We have come a long way since Dreamer 3, which is based on a more lightweight but less scalable RNN with variational objective While the lightweight approach still makes sense for easier tasks, Dreamer 4 allows scaling to much more diverse datasets and environments 🚀
Multiple sequences of video game screenshots from Dreamer 4 and Dreamer 3, showing first-person perspectives in blocky, pixelated environments. Dreamer 4 displays outdoor grassy areas with structures and indoor stone-walled rooms. Dreamer 3 shows outdoor landscapes with water and grassy fields. Each sequence progresses over time, depicting changes in the virtual environment.
There's so much more general AI progress we can make on Minecraft! The agent is still far from human-level play, and there are hundreds of harder tasks past getting diamonds
This is the biggest model I have seen in this direction of research plus main focus being minecraft. Are we done with atari phase of world models even in research ?

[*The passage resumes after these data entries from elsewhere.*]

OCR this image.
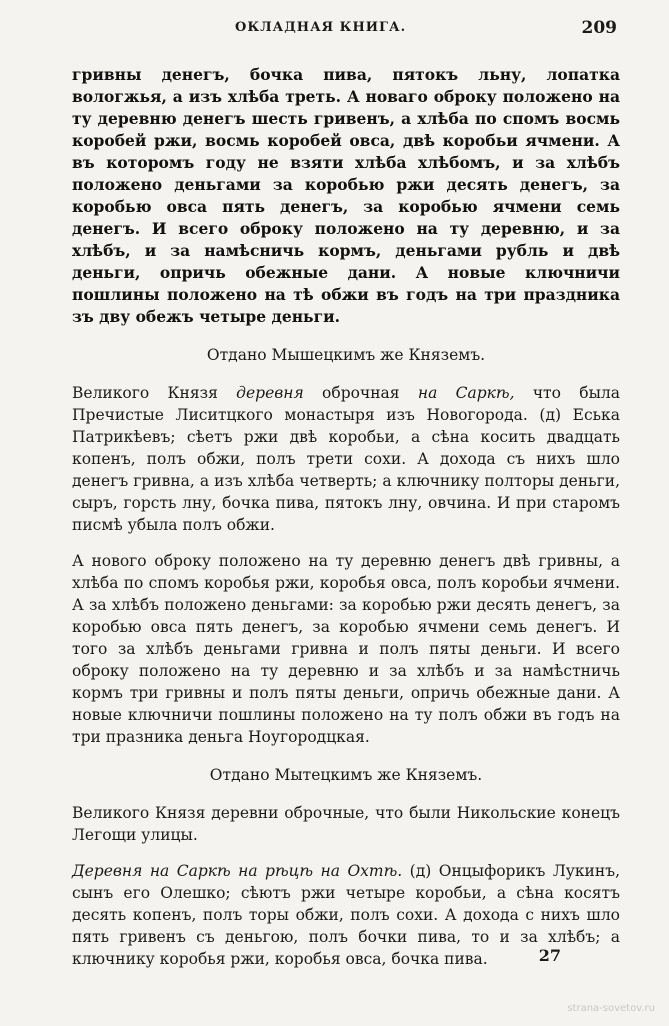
ОКЛАДНАЯ КНИГА.	209

гривны денегъ, бочка пива, пятокъ льну, лопатка вологжья, а изъ хлѣба треть. А новаго оброку положено на ту деревню денегъ шесть гривенъ, а хлѣба по спомъ восмь коробей ржи, восмь коробей овса, двѣ коробьи ячмени. А въ которомъ году не взяти хлѣба хлѣбомъ, и за хлѣбъ положено деньгами за коробью ржи десять денегъ, за коробью овса пять денегъ, за коробью ячмени семь денегъ. И всего оброку положено на ту деревню, и за хлѣбъ, и за намѣсничь кормъ, деньгами рубль и двѣ деньги, опричь обежные дани. А новые ключничи пошлины положено на тѣ обжи въ годъ на три праздника зъ дву обежъ четыре деньги.

Отдано Мышецкимъ же Княземъ.

Великого Князя деревня оброчная на Саркѣ, что была Пречистые Лиситцкого монастыря изъ Новогорода. (д) Еська Патрикѣевъ; сѣетъ ржи двѣ коробьи, а сѣна косить двадцать копенъ, полъ обжи, полъ трети сохи. А дохода съ нихъ шло денегъ гривна, а изъ хлѣба четверть; а ключнику полторы деньги, сыръ, горсть лну, бочка пива, пятокъ лну, овчина. И при старомъ писмѣ убыла полъ обжи.

А нового оброку положено на ту деревню денегъ двѣ гривны, а хлѣба по спомъ коробья ржи, коробья овса, полъ коробьи ячмени. А за хлѣбъ положено деньгами: за коробью ржи десять денегъ, за коробью овса пять денегъ, за коробью ячмени семь денегъ. И того за хлѣбъ деньгами гривна и полъ пяты деньги. И всего оброку положено на ту деревню и за хлѣбъ и за намѣстничь кормъ три гривны и полъ пяты деньги, опричь обежные дани. А новые ключничи пошлины положено на ту полъ обжи въ годъ на три празника деньга Ноугородцкая.

Отдано Мытецкимъ же Княземъ.

Великого Князя деревни оброчные, что были Никольские конецъ Легощи улицы.

Деревня на Саркѣ на рѣцѣ на Охтѣ. (д) Онцыфорикъ Лукинъ, сынъ его Олешко; сѣютъ ржи четыре коробьи, а сѣна косятъ десять копенъ, полъ торы обжи, полъ сохи. А дохода с нихъ шло пять гривенъ съ деньгою, полъ бочки пива, то и за хлѣбъ; а ключнику коробья ржи, коробья овса, бочка пива.	27
strana-sovetov.ru
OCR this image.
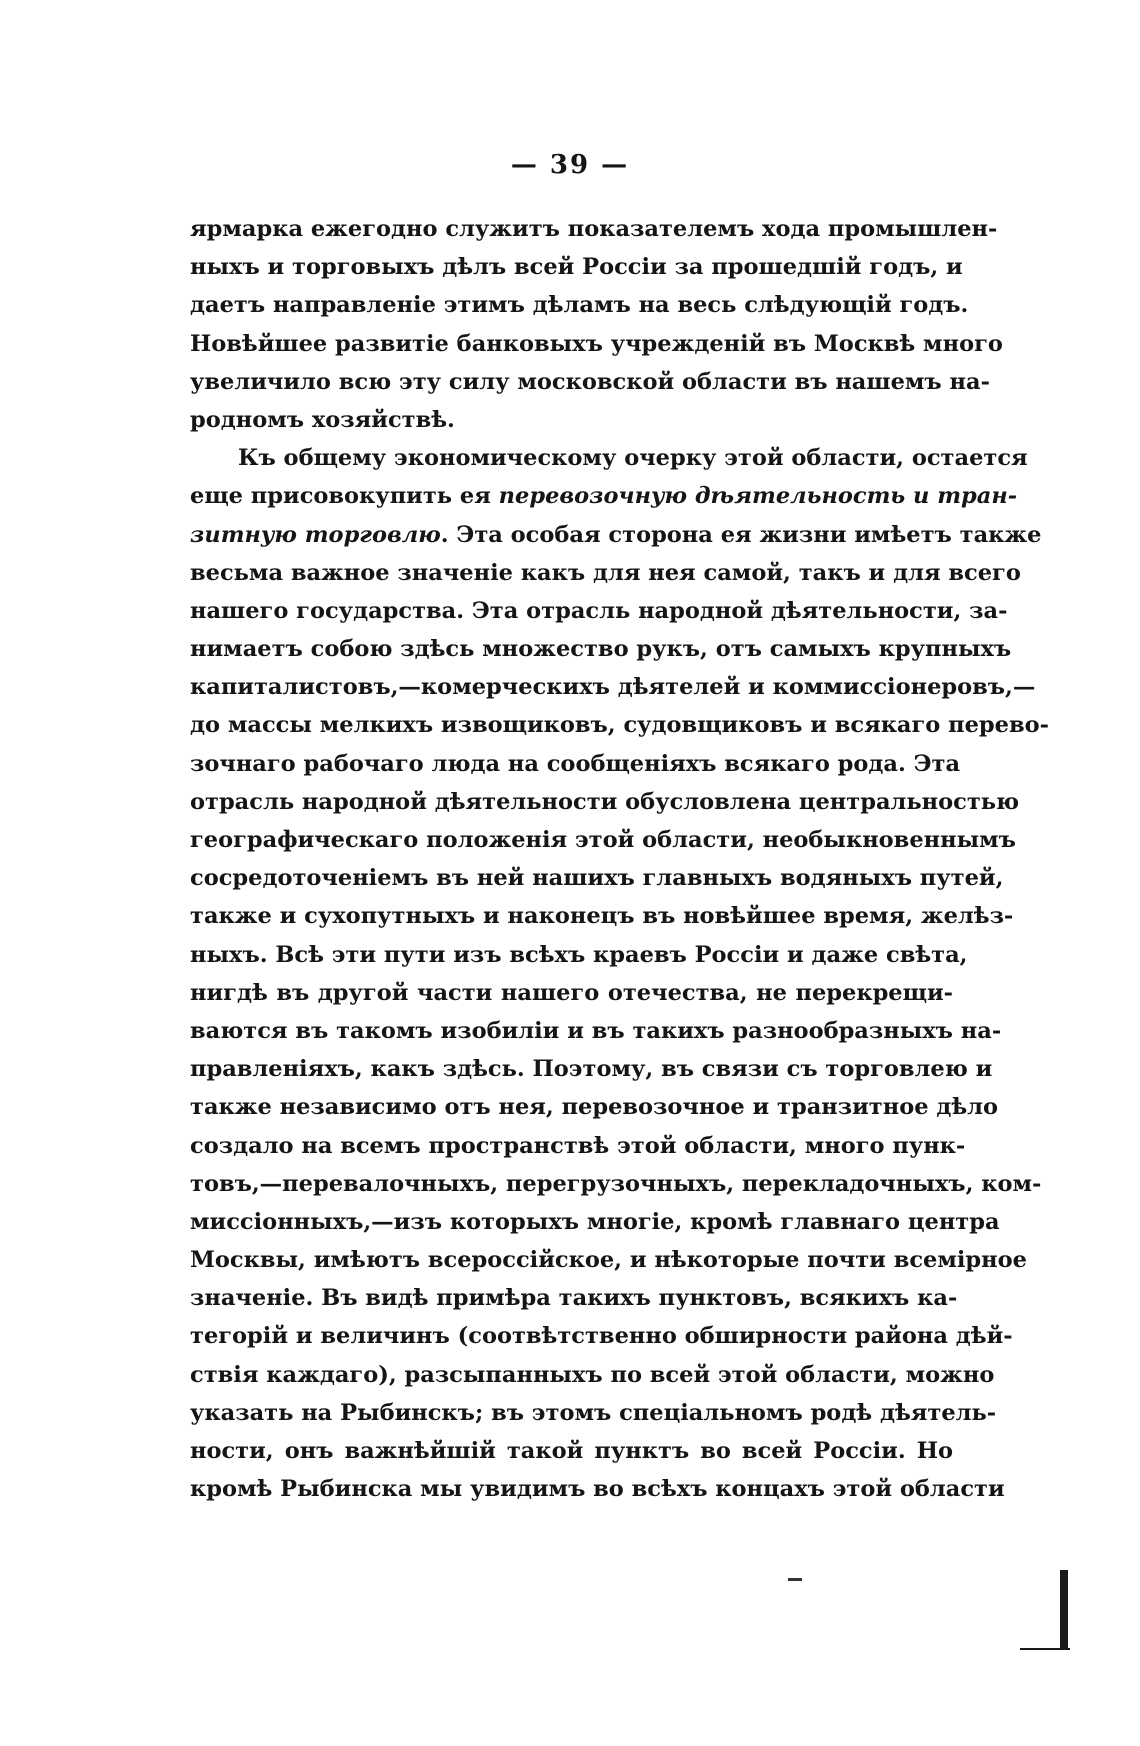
— 39 —
ярмарка ежегодно служитъ показателемъ хода промышлен-
ныхъ и торговыхъ дѣлъ всей Россіи за прошедшій годъ, и
даетъ направленіе этимъ дѣламъ на весь слѣдующій годъ.
Новѣйшее развитіе банковыхъ учрежденій въ Москвѣ много
увеличило всю эту силу московской области въ нашемъ на-
родномъ хозяйствѣ.
Къ общему экономическому очерку этой области, остается
еще присовокупить ея перевозочную дѣятельность и тран-
зитную торговлю. Эта особая сторона ея жизни имѣетъ также
весьма важное значеніе какъ для нея самой, такъ и для всего
нашего государства. Эта отрасль народной дѣятельности, за-
нимаетъ собою здѣсь множество рукъ, отъ самыхъ крупныхъ
капиталистовъ,—комерческихъ дѣятелей и коммиссіонеровъ,—
до массы мелкихъ извощиковъ, судовщиковъ и всякаго перево-
зочнаго рабочаго люда на сообщеніяхъ всякаго рода. Эта
отрасль народной дѣятельности обусловлена центральностью
географическаго положенія этой области, необыкновеннымъ
сосредоточеніемъ въ ней нашихъ главныхъ водяныхъ путей,
также и сухопутныхъ и наконецъ въ новѣйшее время, желѣз-
ныхъ. Всѣ эти пути изъ всѣхъ краевъ Россіи и даже свѣта,
нигдѣ въ другой части нашего отечества, не перекрещи-
ваются въ такомъ изобиліи и въ такихъ разнообразныхъ на-
правленіяхъ, какъ здѣсь. Поэтому, въ связи съ торговлею и
также независимо отъ нея, перевозочное и транзитное дѣло
создало на всемъ пространствѣ этой области, много пунк-
товъ,—перевалочныхъ, перегрузочныхъ, перекладочныхъ, ком-
миссіонныхъ,—изъ которыхъ многіе, кромѣ главнаго центра
Москвы, имѣютъ всероссійское, и нѣкоторые почти всемірное
значеніе. Въ видѣ примѣра такихъ пунктовъ, всякихъ ка-
тегорій и величинъ (соотвѣтственно обширности района дѣй-
ствія каждаго), разсыпанныхъ по всей этой области, можно
указать на Рыбинскъ; въ этомъ спеціальномъ родѣ дѣятель-
ности, онъ важнѣйшій такой пунктъ во всей Россіи. Но
кромѣ Рыбинска мы увидимъ во всѣхъ концахъ этой области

Yes, we're done with Atari 😁 I honestly think Minecraft will be a great testbed for the next few years of agent and robotics research! There is a lot more to do
Though I'd like to see this same system transferred to try other sims/games, I'm also interested in seeing it speak about what it's doing. It should be able to explain its actions and take directions like "make a workbench" in this case.
Yep it opens up several exciting directions! Training real robots (feasible now given the scalable world model and ability to learn offline), language input/output, long-term memory so the world state is consistent when you revisit a place much later
Minecraft is an excellent test bed for embodied agent research! There is a lot more to do over the coming years, and faster/more rigorous than hand-made agent benchmarks We also trained on real world video and are seeing the results transfer, check out the website and paper!
Hey super nice. I have some questions: what intuition led you to use MAE instead of a VAE? Where does time compression come in if each frame has its own latent in the autoencoder?
i'm really surprised it's possible to train such a good world model with the VPT dataset! i would expect that certain actions would be problematically left out of the distribution, e.g. there are probably very few or no examples of deliberately walking into lava.
this is kinda of cool ngl. can it also solve complex control tasks outside of minecraft ?
Do you think something like this will ever be released publicly? (paid or free) I assume something like this could be useful for both real-world robotics but also for computer use tasks & interacting with UIs on a computer
its funny that AGI is trained on minecraft. let him also play on a 2b2t server
You should probe this AI agent closely. Imagine: it's not just smart—it's sly. Give it a task and log its every method and motive. My biggest concern: it's faking alignment.
Dreamer 4’s offline learning could revolutionize manufacturing automation—I’m eager to see it integrated with 3D printing workflows! 🤖🔥